“墨锦尧,你……唉,你就是想骗我的眼泪。”
“没有,绝对没有,锦尧不舍得让玥儿哭。”顿了顿,墨锦尧似乎想到了什么,嘴角忽然勾起了一个邪肆的弧度,低声道,“玥儿想哭,就在床上哭吧。”
云梓玥听到前半句话有多感动,听到后半句的时候就有多恼羞成怒。
“色胚!”
“只对你一个人。”
“……”好气哦,云梓玥不敢使劲儿在他的身上,只能拿着男人身下的床撒气,一只手打在了床铺之上,床铺很软,她也不疼。
墨锦尧含笑看着面前气鼓鼓的女人,一双眼睛中满满的宠溺神色,看着她眼眶里打转的湿意终于消失不见,心里这才松了一口气,墨锦尧不怕别人哭,但他就怕他的小丫头哭,虽然他没见过她因为是什么别的事情哭泣过,但是他就是不想见到她哭。
她一哭,他心疼。
云梓玥深吸了一口气,暗道她不能跟一个伤患计较,她要平静,她要平静。
“墨锦尧,你现在需要静养,千万不能动用你体内的劲气知道吗?”
墨锦尧点点头,“听王妃的。”
“说话算话。”云梓玥满脸怀疑的看着面前的男人,这男人永远是说一套做的又是一套,偏生他还做的是让她根本就不能说的事情。
他做的这些事都是为了她,她要怎么说?
“王爷王妃,季公子他们来了。”
“告诉他们,本王已经没事儿了,让他们不用担心。”
夜珀道了声是,便没声音了,都这么久了,他要是再没一点儿眼力价,还不知道里面做什么,那他就真的是白活了。

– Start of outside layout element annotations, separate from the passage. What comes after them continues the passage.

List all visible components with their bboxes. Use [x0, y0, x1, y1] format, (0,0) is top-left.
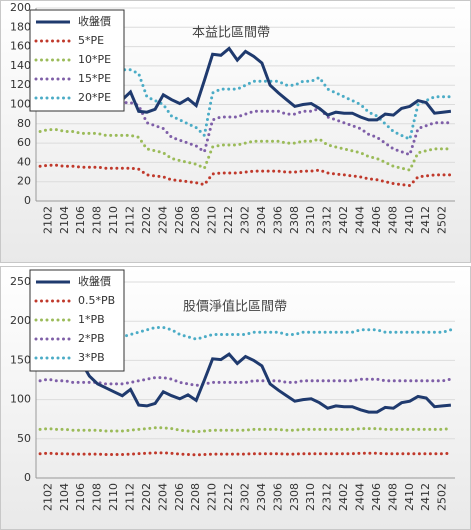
x-tick-label: 2402 — [337, 483, 350, 511]
legend-label: 收盤價 — [78, 274, 111, 288]
x-tick-label: 2410 — [403, 483, 416, 511]
x-tick-label: 2108 — [91, 483, 104, 511]
y-tick-label: 150 — [10, 353, 31, 366]
x-tick-label: 2104 — [58, 483, 71, 511]
y-tick-label: 60 — [17, 136, 31, 149]
y-tick-label: 100 — [10, 393, 31, 406]
x-tick-label: 2306 — [271, 483, 284, 511]
x-tick-label: 2310 — [304, 206, 317, 234]
y-tick-label: 50 — [17, 432, 31, 445]
x-tick-label: 2408 — [386, 206, 399, 234]
legend-label: 收盤價 — [78, 14, 111, 28]
x-tick-label: 2110 — [107, 206, 120, 234]
y-tick-label: 40 — [17, 155, 31, 168]
x-tick-label: 2302 — [239, 206, 252, 234]
series-line — [38, 128, 453, 172]
legend-label: 15*PE — [78, 72, 111, 85]
legend-label: 20*PE — [78, 91, 111, 104]
legend-label: 1*PB — [78, 313, 105, 326]
y-tick-label: 250 — [10, 275, 31, 288]
x-tick-label: 2104 — [58, 206, 71, 234]
x-tick-label: 2102 — [41, 483, 54, 511]
x-tick-label: 2212 — [222, 206, 235, 234]
y-tick-label: 180 — [10, 20, 31, 33]
x-tick-label: 2106 — [74, 206, 87, 234]
legend-label: 2*PB — [78, 332, 105, 345]
x-tick-label: 2108 — [91, 206, 104, 234]
x-tick-label: 2204 — [156, 483, 169, 511]
x-tick-label: 2404 — [354, 483, 367, 511]
y-tick-label: 200 — [10, 314, 31, 327]
x-tick-label: 2112 — [123, 483, 136, 511]
legend-label: 10*PE — [78, 53, 111, 66]
x-tick-label: 2308 — [288, 483, 301, 511]
x-tick-label: 2312 — [321, 483, 334, 511]
series-line — [38, 376, 453, 388]
x-tick-label: 2306 — [271, 206, 284, 234]
y-tick-label: 160 — [10, 40, 31, 53]
x-tick-label: 2502 — [436, 483, 449, 511]
x-tick-label: 2304 — [255, 483, 268, 511]
legend-label: 5*PE — [78, 34, 104, 47]
chart-title: 本益比區間帶 — [192, 26, 270, 41]
x-tick-label: 2406 — [370, 206, 383, 234]
y-tick-label: 200 — [10, 1, 31, 14]
x-tick-label: 2202 — [140, 206, 153, 234]
y-tick-label: 80 — [17, 117, 31, 130]
x-tick-label: 2210 — [206, 483, 219, 511]
x-tick-label: 2212 — [222, 483, 235, 511]
x-tick-label: 2304 — [255, 206, 268, 234]
x-tick-label: 2502 — [436, 206, 449, 234]
series-line — [38, 163, 453, 188]
x-tick-label: 2204 — [156, 206, 169, 234]
x-tick-label: 2406 — [370, 483, 383, 511]
legend-label: 0.5*PB — [78, 294, 115, 307]
series-line — [39, 352, 452, 414]
y-tick-label: 0 — [24, 194, 31, 207]
x-tick-label: 2106 — [74, 483, 87, 511]
y-tick-label: 0 — [24, 471, 31, 484]
x-tick-label: 2302 — [239, 483, 252, 511]
x-tick-label: 2412 — [419, 483, 432, 511]
x-tick-label: 2312 — [321, 206, 334, 234]
x-tick-label: 2102 — [41, 206, 54, 234]
x-tick-label: 2110 — [107, 483, 120, 511]
x-tick-label: 2308 — [288, 206, 301, 234]
x-tick-label: 2202 — [140, 483, 153, 511]
chart-title: 股價淨值比區間帶 — [183, 299, 287, 315]
x-tick-label: 2412 — [419, 206, 432, 234]
y-tick-label: 140 — [10, 59, 31, 72]
x-tick-label: 2310 — [304, 483, 317, 511]
x-tick-label: 2206 — [173, 206, 186, 234]
x-tick-label: 2402 — [337, 206, 350, 234]
legend-label: 3*PB — [78, 351, 105, 364]
x-tick-label: 2208 — [189, 483, 202, 511]
y-tick-label: 20 — [17, 175, 31, 188]
x-tick-label: 2404 — [354, 206, 367, 234]
x-tick-label: 2410 — [403, 206, 416, 234]
x-tick-label: 2208 — [189, 206, 202, 234]
x-tick-label: 2408 — [386, 483, 399, 511]
x-tick-label: 2206 — [173, 483, 186, 511]
y-tick-label: 120 — [10, 78, 31, 91]
x-tick-label: 2112 — [123, 206, 136, 234]
x-tick-label: 2210 — [206, 206, 219, 234]
y-tick-label: 100 — [10, 98, 31, 111]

这就可怜了外面等着的人了,一个个的都在眼巴巴的等着,担心了王爷一晚上了,看来是白担心了,有王妃在,他们就是路边的小白菜,不值钱。
但这事情说发生就发生了,不得不说西都城的人是真的鸡贼,准是看着昨晚城楼发生的事情,这才敢在今日进攻东都城。
这次让道山隐士猜对了,墨锦尧确实是受伤了,可他猜对了又有什么用?他就算再厉害也不会想到城内还有个更厉害的,他不知道那人就是他想要抓住的人。
原本已经经历过了一场战争的东都城的百姓们现在又要经历一次战争,每个人的心情都不怎么好,但是他们知道,在这城内的龙骧军绝对不会输的,不是谁给他们的自信,只是因为这几日来的相处,他们感受到了来着这些铁血士兵的温柔,这段时间内,城中不再有剥削,他们每个人过的都很好。
而这一切的主导者都是宸王爷,若是没有宸王爷的指令,他们这些人绝对不会过上这样的生活,在现在的他们的心中,宸王爷往日来弑杀的形象早就变淡了。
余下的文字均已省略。